The response to Mike Richards’ review of co-payments has been largely positive. The cancer czar had a tricky job to do, forced to navigate choppy ideological waters and land at a practical resolution.

Most managers think he did the best he could under the circumstances, accepting that the existing rules, removing the right to NHS treatment from those who “topped up” their care, were inconsistently applied and out of step with public opinion.

But while patients welcomed the review, it is managers and clinicians who now have to apply the new rules. And that is not going to be easy.

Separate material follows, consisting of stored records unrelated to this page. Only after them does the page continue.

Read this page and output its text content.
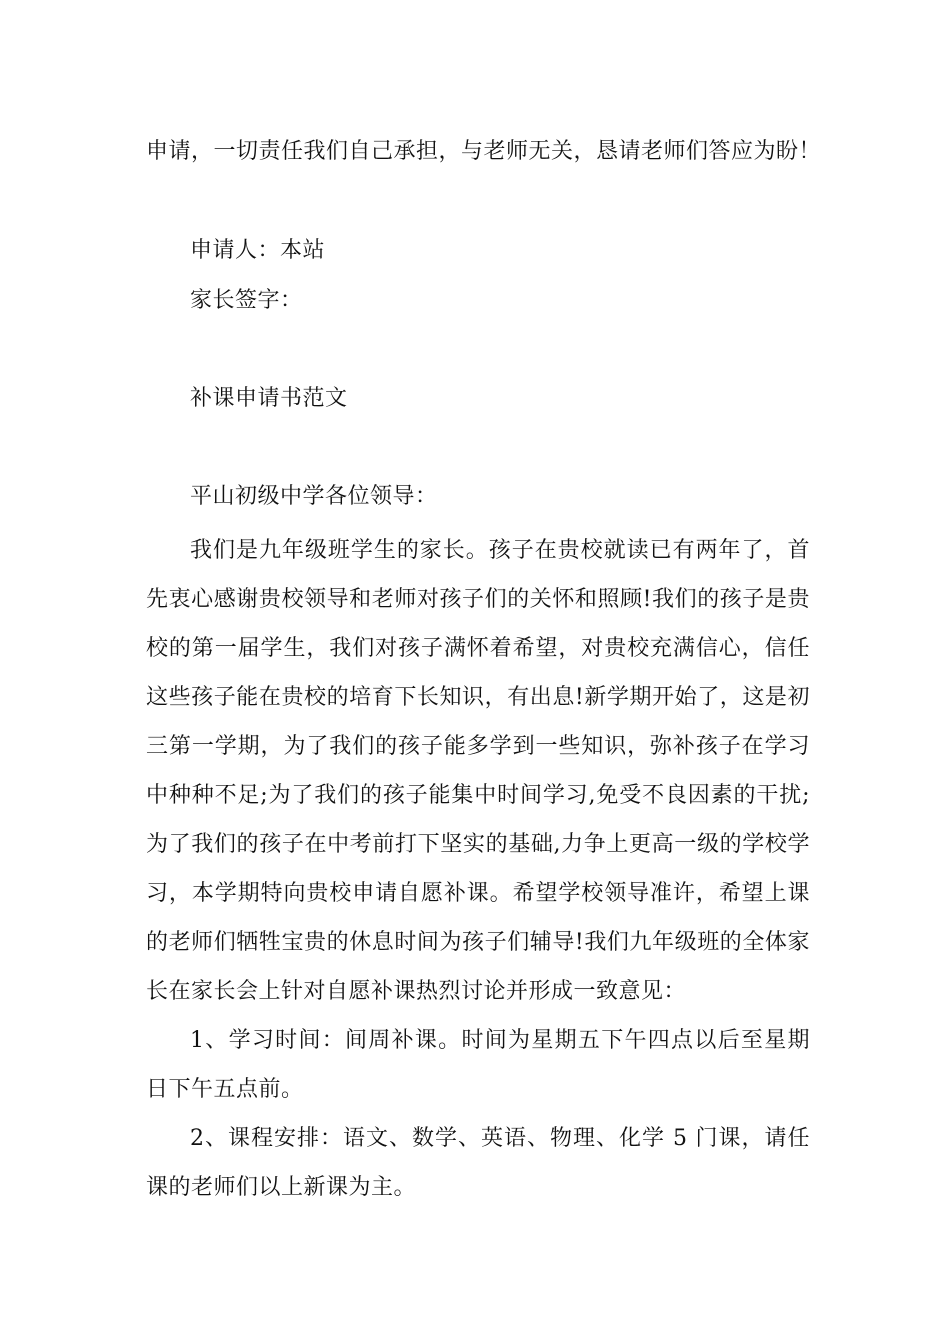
申请，一切责任我们自己承担，与老师无关，恳请老师们答应为盼！
申请人：本站
家长签字：
补课申请书范文
平山初级中学各位领导：

我们是九年级班学生的家长。孩子在贵校就读已有两年了，首先衷心感谢贵校领导和老师对孩子们的关怀和照顾!我们的孩子是贵校的第一届学生，我们对孩子满怀着希望，对贵校充满信心，信任这些孩子能在贵校的培育下长知识，有出息!新学期开始了，这是初三第一学期，为了我们的孩子能多学到一些知识，弥补孩子在学习中种种不足;为了我们的孩子能集中时间学习,免受不良因素的干扰;为了我们的孩子在中考前打下坚实的基础,力争上更高一级的学校学习，本学期特向贵校申请自愿补课。希望学校领导准许，希望上课的老师们牺牲宝贵的休息时间为孩子们辅导!我们九年级班的全体家长在家长会上针对自愿补课热烈讨论并形成一致意见：

1、学习时间：间周补课。时间为星期五下午四点以后至星期日下午五点前。

2、课程安排：语文、数学、英语、物理、化学 5 门课，请任课的老师们以上新课为主。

Insisting that private top-up treatment should be carried out “at a different time and place” from NHS care makes ideological sense, but managers will have to make it work in practice.

Clear guidance

The Department of Health will need to make sure its guidance is clear and practicable; strategic health authorities, charged with policing the arrangements, must support trusts and help spread best practice.

Primary care trusts are entitled to ask what modelling has been done on how much the additional drugs they will be funding will cost.

Having gratefully adopted Professor Richards’ recommendations, ministers will need to ensure they follow through by working with the royal colleges to provide training for clinicians in how to “talk top-ups” to patients. Communicating the complexities of top-up treatments - and their often distressing side-effects - requires pragmatism and delicacy.

Next must come an overhaul of end of life care. Above all else, people want to die with dignity. Being allowed to buy expensive drugs that will extend lives but not save them is not a panacea.